Why It Sucks There's a reason premiere Windows Mobile handset makers have become increasingly adept at covering up the user interface: It's frankly terrible, especially when it comes to touch navigation. It isn't a great media phone, has a god-awful native browser and doesn't look so hot either. Unfortunately the next version, WM7, is over a year away.

Oh, whither Palm. Without getting into the complicated story of Palm's various fits, seizures and splits, the Palm OS goes all the way back to 1996, when it powered Palm's PDAs. All but dead now, its last hurrah was on the Centro before Palm plunged ahead with Windows Mobile.
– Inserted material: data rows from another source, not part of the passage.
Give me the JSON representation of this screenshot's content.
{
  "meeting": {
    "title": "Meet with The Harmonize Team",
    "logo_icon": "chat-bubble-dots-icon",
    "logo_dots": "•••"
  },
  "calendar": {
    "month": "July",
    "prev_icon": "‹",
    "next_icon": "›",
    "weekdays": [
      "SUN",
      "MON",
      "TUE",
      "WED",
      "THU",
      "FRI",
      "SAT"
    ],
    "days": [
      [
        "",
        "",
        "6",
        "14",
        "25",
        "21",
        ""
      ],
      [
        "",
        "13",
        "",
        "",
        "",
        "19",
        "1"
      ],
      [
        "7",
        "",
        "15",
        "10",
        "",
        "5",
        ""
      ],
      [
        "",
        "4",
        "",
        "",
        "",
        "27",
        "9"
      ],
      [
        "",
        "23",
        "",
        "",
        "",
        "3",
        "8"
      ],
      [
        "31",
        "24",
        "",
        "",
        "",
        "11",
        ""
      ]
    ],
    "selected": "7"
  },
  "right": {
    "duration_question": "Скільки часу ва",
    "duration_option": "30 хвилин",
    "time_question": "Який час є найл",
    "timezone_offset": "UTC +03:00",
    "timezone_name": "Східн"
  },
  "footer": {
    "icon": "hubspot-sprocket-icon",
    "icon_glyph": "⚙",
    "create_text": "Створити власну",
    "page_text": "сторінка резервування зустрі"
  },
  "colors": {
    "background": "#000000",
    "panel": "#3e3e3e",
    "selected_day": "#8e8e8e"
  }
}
Supposedly work on its Linux-powered follow-up is well under way, but it's been delayed multiple times.

Why You'll Use It Though dated, the Palm OS makes a great starter smartphone, hence the success of the cheaper-than-dirt Centro. The learning curve is shallow and it provides most of the smartphone features you expect, even if it does look like it's still trapped in 1996.

Why It Sucks Uh, it's basically dead. You probably won't see it on another phone post-Centro, Palm's more pricey phones use Windows Mobile, and prospects on the upcoming Palm OS overhaul are dicey. (They should take Android and use it as a powerful foundation for the next Palm OS, but that's just my two cents.)

SYMBIAN by Nokia
Symbian is the world's most popular smartphone platform, thanks to Nokia. The most prominent variant right now is S60. While it doesn't seem so ubiquitious in the US, abroad it's far more common. It powers some seriously sick hardware, like Nokia's N series, and has a solid dev community, though the free side of that isn't as big as on other platforms.

Why You'll Use It Did you miss the "world's most popular smartphone" thing? Buy a Nokia multimedia phone, and you buy Symbian. It offers a lot of the best smartphone features—strong email, web and calendar, plus a large global development community—in a package that is far more usable than Windows Mobile. Also, it works with Macs with far less hassle than Windows Mobile.

Why It Sucks It can be overly complicated, and still not as easy to use as a BlackBerry or the iPhone. If you're not using a really solid piece of hardware, it can be really sluggish. Also, connecting to the web can be annoying. And while it's on handsets from a couple of other manufacturers, for the most part, you had better love Nokia hardware.

And that's pretty much the lay of the land, at least for now.